Japan restricts Z-rated games

Golden Eye 007 is now available through Nintendo’s subscription service in the US, Having joined NSO in January 2023. through $50 annual expansion pack. Gemini Jet Force comes soon, with Nintendo tweeted on November 21 which will arrive at NSO in December. Here, both are rated “T,” meaning there were probably no government regulatory hurdles the company had to jump through to launch them in the US.

However, considering that Z-rated entertainment is the only legally restricted rating in Japan, it makes sense for the company to remove an “adults only” NSO app. That’s probably the only way these N64 games could come out in Japan.

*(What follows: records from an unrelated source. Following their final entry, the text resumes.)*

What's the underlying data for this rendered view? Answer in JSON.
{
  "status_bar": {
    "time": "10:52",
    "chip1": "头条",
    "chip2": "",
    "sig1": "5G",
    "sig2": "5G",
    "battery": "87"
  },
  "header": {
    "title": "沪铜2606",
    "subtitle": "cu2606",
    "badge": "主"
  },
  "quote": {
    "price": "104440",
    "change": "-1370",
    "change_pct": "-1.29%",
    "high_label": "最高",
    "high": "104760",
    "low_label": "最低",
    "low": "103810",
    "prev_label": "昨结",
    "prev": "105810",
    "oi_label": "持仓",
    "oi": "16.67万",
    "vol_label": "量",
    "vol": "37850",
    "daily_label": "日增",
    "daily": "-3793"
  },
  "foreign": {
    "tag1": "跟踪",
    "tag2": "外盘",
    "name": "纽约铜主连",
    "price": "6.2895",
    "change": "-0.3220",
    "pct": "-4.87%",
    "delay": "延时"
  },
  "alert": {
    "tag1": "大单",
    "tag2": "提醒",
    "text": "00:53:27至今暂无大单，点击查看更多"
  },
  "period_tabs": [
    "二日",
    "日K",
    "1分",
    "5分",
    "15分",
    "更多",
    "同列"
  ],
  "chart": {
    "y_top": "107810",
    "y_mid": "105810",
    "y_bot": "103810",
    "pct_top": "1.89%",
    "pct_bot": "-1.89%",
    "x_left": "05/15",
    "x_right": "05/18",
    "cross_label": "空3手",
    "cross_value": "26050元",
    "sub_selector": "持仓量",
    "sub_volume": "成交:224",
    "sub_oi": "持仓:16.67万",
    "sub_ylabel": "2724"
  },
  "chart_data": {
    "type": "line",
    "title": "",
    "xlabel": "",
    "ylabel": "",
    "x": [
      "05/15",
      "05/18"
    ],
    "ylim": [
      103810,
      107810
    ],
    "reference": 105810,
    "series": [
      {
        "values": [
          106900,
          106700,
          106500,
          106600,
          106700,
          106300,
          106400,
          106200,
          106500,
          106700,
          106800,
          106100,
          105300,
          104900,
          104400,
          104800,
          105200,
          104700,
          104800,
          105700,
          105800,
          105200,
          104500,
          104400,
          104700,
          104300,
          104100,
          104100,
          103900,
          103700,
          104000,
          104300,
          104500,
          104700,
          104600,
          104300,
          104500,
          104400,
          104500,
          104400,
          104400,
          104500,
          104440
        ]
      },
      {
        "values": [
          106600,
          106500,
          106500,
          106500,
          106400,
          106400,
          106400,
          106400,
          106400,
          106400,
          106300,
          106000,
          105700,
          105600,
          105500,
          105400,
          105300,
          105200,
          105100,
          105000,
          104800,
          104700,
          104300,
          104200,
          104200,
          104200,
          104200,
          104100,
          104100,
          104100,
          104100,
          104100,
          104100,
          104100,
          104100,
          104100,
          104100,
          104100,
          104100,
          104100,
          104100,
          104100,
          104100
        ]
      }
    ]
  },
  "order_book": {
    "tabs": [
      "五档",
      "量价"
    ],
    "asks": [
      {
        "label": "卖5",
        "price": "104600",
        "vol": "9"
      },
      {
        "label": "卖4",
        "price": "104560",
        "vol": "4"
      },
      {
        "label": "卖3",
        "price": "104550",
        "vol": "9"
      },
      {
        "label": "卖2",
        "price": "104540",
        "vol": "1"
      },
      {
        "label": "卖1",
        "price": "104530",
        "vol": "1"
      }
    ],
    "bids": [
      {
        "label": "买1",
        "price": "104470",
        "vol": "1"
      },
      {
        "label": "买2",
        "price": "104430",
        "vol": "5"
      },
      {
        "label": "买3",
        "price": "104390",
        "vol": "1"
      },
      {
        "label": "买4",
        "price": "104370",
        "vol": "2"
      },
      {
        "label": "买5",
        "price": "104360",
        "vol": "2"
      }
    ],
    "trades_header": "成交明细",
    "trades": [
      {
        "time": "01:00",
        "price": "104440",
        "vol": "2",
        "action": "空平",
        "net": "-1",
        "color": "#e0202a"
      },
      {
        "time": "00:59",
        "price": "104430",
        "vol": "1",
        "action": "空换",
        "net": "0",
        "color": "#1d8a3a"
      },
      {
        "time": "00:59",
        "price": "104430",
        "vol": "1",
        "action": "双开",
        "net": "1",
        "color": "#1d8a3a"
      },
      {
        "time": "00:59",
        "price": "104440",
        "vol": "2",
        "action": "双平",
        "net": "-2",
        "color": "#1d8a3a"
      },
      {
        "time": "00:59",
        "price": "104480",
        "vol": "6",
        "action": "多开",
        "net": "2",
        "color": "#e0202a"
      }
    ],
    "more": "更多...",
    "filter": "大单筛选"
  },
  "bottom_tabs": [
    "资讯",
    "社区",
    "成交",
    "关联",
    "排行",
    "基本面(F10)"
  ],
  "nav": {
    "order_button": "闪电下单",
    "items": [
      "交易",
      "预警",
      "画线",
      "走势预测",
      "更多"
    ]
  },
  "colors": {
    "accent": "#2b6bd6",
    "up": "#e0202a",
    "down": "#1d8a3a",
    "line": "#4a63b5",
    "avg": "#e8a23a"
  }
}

kotaku contacted Nintendo for comment.

Nintendo Switch online has been running for five years and made its debut in September 2018. For $4 a month or $20 a year, you get access to online functionality (to trample or be trampled Super Smash Bros. Ultimate, for example), as well as an ever-growing library of Game Boy, NES, and SNES games. The company has since expanded the service to offer a $50 membership that includes Game Boy Advance, Nintendo 64, and Sega Genesis games with the upgraded expansion pack tier. It hasn’t always worked The N64 games were particularly buggy when they came out a couple of years ago.but Nintendo has committed to continue improving the service so they work as advertised.